Epic and Unity Technologies announced a collaboration in November 2025 that will allow games developed within the Unity engine to be used within Fortnite, while Unity Technologies' cross-platform commerce platform will see Unreal Engine integration.

== Release and Reception ==
Creative was announced on December 5, 2018. A trailer was released and Epic Games partnered with nine YouTubers to create demonstration videos of the meta-game. Fortnite Battle Royale season 7 battle pass owners were able to play the game starting December 6. Players without a battle pass could join islands created by players with a battle pass. The meta-game was released for all players on December 13, 2018.

Fortnite Creative has been compared to the 2011 sandbox game Minecraft. Henry St Leger of TechRadar wrote that this Fortnite installment shies away from taking inspiration from the battle royale game PlayerUnknown's Battlegrounds towards taking inspiration from Minecraft and other sandbox builder games.

The meta-game was expected to keep a healthy player base for Fortnite. Polygons Ben Kuchera wrote that the game is "a powerful new tool" and that "sharing your own maps and game modes, or just using the tools to create wild videos, is going to go a long way toward keeping Fortnite fresh for the foreseeable future."

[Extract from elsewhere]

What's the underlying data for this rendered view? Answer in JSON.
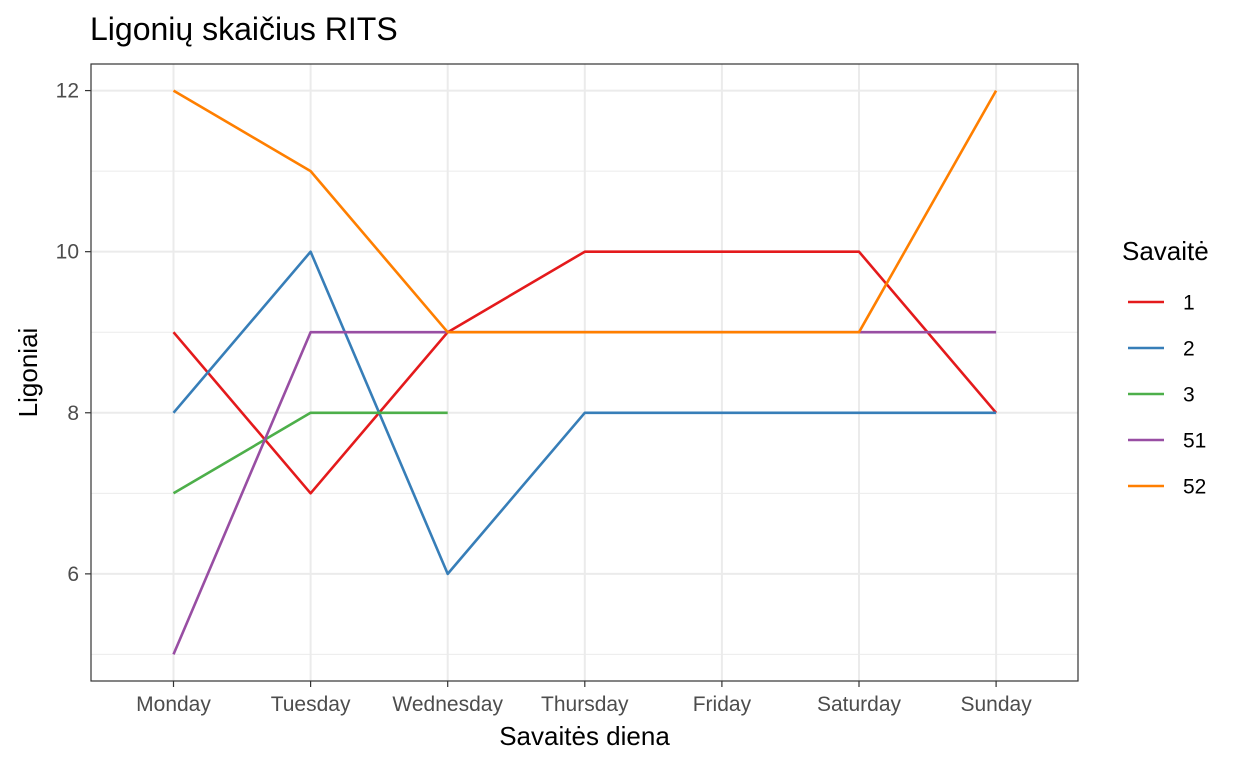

Players have recreated various structures in Fortnite Creative; these include the Star Wars starship Millennium Falcon and Castle Black from Game of Thrones. Others have used musical tiles (which can be found inside of the Creative Inventory) to perform songs popular as Internet memes. Maps from other video games such as Counter-Strike and Call of Duty have also been recreated in the meta-game by players. Locations and plots from TV shows and movies such as survival drama television series Squid Game have been recreated in the Creative gamemode.

In September 2025, Epic Games added the ability for creators to sell in-game items via V-bucks from Creative maps, with developers of the Creative modes earning 100% of the revenue from these sales for the first year.

By 2026, Epic estimated that Creative modes, which includes games developed in UEFN, had about 40% of the total player engagement within Fortnite, in line with Epic Games' expectations.